И только лишь за окнами машины
Скрежещут, воя, как степные волки,
Да звонкие качели -
Сверхсамолеты - обнесут страшилищ,
Туристов быстрых тыщи,
По континентам света - и домой.
Нет угомона только на жидеев.
Кочующее племя,
Свободное за чей-то счет живой,
Ослоголовые - долой!
Могучая Звезда
С небес, со своего пути, сражалась с вами:
Низверженные, яму
Вы роете другим, она - для вас, без дна.
Ворожат вам, потворствуя, тупые
Клеветники: вы - сила.
Гнилое слово смол неутолимых,
Убожливых к добру, неугасимых
Во зле людей. Былые
Дела родных славян - петлей и клином,
Лишь суета - малина,
Без отдыха и пауз суета.
Срываются скорей, скорее с места
И улизнуть им лестно,
А паузы по-княжески всегда
Патриархальны. Да,
Лжецы все - современны,
Подделки ваши и замены,
Как месть нам - остальным - скрывают, плуты.

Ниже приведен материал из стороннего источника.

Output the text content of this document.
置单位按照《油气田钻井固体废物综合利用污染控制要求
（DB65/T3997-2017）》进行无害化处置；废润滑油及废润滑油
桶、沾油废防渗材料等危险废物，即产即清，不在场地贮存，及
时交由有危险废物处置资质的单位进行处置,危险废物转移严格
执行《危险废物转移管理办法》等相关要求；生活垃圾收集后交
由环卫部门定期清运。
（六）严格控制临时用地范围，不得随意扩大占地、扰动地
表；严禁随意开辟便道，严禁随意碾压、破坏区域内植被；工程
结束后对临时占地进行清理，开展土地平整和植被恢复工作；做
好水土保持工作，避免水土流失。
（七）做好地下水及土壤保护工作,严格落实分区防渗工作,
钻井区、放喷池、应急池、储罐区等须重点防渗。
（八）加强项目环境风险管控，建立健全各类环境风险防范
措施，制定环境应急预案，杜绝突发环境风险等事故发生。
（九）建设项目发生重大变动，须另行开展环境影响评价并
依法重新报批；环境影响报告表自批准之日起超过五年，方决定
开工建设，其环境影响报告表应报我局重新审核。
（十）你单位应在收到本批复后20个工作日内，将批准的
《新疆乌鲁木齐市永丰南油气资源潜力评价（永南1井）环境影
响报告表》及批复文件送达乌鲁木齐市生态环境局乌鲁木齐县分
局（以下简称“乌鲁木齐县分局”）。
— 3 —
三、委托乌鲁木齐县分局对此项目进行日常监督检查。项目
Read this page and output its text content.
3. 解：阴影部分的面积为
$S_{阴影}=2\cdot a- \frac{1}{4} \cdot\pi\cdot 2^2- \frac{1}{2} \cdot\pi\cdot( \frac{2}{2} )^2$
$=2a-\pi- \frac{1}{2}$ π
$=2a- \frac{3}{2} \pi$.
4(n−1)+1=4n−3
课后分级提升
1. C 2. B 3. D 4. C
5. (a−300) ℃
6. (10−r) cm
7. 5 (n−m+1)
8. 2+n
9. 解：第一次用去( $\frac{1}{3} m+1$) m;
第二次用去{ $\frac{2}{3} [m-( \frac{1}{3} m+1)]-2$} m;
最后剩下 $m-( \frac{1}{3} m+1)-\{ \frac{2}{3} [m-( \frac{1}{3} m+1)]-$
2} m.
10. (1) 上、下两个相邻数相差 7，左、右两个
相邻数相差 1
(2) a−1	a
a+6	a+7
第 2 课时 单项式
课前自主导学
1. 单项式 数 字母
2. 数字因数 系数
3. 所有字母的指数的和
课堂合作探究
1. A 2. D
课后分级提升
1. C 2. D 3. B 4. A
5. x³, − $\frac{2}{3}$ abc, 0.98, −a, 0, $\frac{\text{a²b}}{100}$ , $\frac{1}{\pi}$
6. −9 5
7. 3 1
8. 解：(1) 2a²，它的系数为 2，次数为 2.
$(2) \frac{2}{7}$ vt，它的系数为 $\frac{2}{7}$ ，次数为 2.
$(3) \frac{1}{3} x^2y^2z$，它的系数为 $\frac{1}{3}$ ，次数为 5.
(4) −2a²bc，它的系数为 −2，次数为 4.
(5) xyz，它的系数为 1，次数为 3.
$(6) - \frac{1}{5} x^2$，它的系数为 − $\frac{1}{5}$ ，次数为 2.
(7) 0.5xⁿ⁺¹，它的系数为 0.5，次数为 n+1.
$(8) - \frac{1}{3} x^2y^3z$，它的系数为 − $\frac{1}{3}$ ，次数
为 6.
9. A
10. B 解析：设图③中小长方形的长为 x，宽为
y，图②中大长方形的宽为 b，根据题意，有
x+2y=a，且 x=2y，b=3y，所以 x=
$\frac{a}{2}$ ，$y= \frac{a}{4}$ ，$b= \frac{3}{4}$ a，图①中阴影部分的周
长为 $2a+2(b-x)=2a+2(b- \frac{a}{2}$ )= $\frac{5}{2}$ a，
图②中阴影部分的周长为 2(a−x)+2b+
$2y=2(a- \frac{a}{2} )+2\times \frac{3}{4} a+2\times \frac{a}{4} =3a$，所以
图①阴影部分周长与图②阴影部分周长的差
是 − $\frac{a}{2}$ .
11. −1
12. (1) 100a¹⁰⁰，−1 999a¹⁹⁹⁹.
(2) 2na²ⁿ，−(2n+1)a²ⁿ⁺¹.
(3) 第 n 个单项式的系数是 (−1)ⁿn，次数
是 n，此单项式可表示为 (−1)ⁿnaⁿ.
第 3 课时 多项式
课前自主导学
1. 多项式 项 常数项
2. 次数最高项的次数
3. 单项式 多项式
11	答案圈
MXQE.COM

Канцона-песнь, не умирают жанры,
Все кто-нибудь поет в народе,
Сказали Кожинов, Бахтин и Блок, -
А наш народ широк
И путь отмеченный не пройден,
Орфейным жанрам рады.
Слепой Восток, худой ли Юг
Тревожат мир, не возражай, а крикни:
Эй, арии всех стран,
Соединяйтесь! Воздух отравили.
(12) У Ликаона, сына Пелазга, была также дочь Каллисто. Она сопровождала Артемиду на охоте, носила точно такой же наряд, как Артемида, и поклялась богине навсегда остаться девушкой. Но Зевс, обходя огромные стены неба- не обвалилось ли что, - направил взор на землю и беды смертных. И вот поражен красотой девушки, встреченной им, - и огонь разгорается в жилах. Только узрел отдыхавшую в непорубленной роще, вовсе без стража, стиснул ее в объятьях. Сопротивляясь, она вступила с ним в борьбу, - но победитель Зевс взмыл в небеса (Ovid. Met. II. 401–438). Чтобы скрыть это от Геры, он превратил Каллисто в медведицу, но Артемида застрелила ее за то, что она не сохранила девственность. После гибели Каллисто Зевс поместил ее среди звезд и назвал Медведицей.
Теперь мы знаем, говорил вавилонский поэт-гаруспик, что все, днем незначительное, разрастается по ночам; рядом со всем, что днем мало, маячит то, что ночью велико. Мы проникаемся восхищением перед звездным небом. Чувствуем, что звезды объявляют нам правду.